37.      Le libellé des dispositions qui accordent les droits d’entrée et de séjour aux membres de la famille provenant de pays tiers ne permet pas de conclure sur ce point. Tant l’article 10 du règlement n° 1612/68 sur la libre circulation des travailleurs que l’article 1er de la directive 73/148 sur la libre circulation des travailleurs indépendants autorisent notamment les conjoints des travailleurs salariés et des travailleurs indépendants ainsi que leurs ascendants à charge, sans considération de leur nationalité, soit à s’établir eux-mêmes avec un travailleur ressortissant d’un État membre et qui travaille sur le territoire d’un autre État membre, soit à se déplacer et à séjourner avec un citoyen d’un État membre qui s’est établi ou qui souhaite s’établir dans un autre État membre pour y exercer des activités économiques (15).

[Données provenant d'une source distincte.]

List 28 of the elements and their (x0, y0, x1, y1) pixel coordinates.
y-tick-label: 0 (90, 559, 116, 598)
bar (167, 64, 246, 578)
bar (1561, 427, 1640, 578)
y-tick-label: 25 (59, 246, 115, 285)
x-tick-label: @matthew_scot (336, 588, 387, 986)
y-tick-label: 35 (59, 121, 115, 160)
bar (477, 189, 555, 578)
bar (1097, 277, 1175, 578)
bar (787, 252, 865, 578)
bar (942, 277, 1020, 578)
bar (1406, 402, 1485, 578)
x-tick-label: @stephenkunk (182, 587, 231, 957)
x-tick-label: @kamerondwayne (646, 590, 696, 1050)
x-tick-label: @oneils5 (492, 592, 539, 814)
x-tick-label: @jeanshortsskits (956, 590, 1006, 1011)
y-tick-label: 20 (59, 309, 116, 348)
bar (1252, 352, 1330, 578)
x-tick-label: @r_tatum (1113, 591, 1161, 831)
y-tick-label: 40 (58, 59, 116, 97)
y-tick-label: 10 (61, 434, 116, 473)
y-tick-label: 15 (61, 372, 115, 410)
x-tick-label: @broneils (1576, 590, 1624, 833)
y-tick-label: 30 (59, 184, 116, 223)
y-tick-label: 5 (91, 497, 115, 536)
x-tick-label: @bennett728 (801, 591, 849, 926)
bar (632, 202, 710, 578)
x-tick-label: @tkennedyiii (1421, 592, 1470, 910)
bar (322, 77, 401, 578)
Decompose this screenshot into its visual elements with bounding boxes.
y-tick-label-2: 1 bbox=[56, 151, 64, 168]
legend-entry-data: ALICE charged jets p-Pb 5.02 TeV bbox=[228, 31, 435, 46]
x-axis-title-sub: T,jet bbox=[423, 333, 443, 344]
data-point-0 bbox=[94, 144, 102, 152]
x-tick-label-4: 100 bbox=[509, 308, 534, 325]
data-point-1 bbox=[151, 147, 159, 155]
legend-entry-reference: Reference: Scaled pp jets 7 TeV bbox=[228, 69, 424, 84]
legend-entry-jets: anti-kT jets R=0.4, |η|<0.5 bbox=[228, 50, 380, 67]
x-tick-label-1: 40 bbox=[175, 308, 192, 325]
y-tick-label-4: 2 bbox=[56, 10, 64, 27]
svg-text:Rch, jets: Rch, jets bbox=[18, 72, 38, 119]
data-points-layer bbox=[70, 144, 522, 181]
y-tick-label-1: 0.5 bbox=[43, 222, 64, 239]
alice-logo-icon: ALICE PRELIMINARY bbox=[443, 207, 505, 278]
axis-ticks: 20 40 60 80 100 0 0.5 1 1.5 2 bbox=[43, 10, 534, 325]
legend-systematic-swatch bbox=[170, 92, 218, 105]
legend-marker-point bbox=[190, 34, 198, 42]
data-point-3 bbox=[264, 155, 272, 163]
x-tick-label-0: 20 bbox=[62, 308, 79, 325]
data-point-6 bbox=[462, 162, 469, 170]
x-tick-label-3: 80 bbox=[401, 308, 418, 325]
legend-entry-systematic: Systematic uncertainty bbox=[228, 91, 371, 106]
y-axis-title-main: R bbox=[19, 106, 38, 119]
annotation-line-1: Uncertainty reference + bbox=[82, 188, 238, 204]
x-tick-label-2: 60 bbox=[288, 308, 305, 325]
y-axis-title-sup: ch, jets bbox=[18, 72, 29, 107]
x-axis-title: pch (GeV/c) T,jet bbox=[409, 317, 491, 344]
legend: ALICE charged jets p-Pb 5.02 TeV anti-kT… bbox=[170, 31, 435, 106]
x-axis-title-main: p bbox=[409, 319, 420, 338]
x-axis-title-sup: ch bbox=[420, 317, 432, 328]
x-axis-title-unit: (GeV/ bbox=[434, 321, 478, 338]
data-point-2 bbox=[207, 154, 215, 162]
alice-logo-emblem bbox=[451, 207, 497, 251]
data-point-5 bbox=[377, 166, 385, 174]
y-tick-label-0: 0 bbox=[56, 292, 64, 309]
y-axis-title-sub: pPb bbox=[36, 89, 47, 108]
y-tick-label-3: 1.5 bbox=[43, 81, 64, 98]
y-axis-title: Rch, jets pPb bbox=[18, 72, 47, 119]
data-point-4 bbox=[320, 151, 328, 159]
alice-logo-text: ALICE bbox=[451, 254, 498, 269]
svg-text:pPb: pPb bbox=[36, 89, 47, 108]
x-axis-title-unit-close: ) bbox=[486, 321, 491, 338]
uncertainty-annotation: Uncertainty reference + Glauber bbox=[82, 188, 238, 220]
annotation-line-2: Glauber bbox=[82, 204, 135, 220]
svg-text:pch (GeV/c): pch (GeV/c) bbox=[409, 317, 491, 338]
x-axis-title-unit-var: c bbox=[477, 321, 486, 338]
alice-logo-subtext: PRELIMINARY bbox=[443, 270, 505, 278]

38.      Ainsi que nous l’avons vu ci-dessus, la jurisprudence de la Cour dans ce domaine n’est pas affranchie de toute ambiguïté. La Cour a élaboré une théorie généreuse ainsi qu’une autre, moins libérale, quant aux conditions dans lesquelles les ressortissants de pays tiers qui ont des liens de parenté avec des ressortissants communautaires peuvent se prévaloir des droits accordés par la législation communautaire dérivée.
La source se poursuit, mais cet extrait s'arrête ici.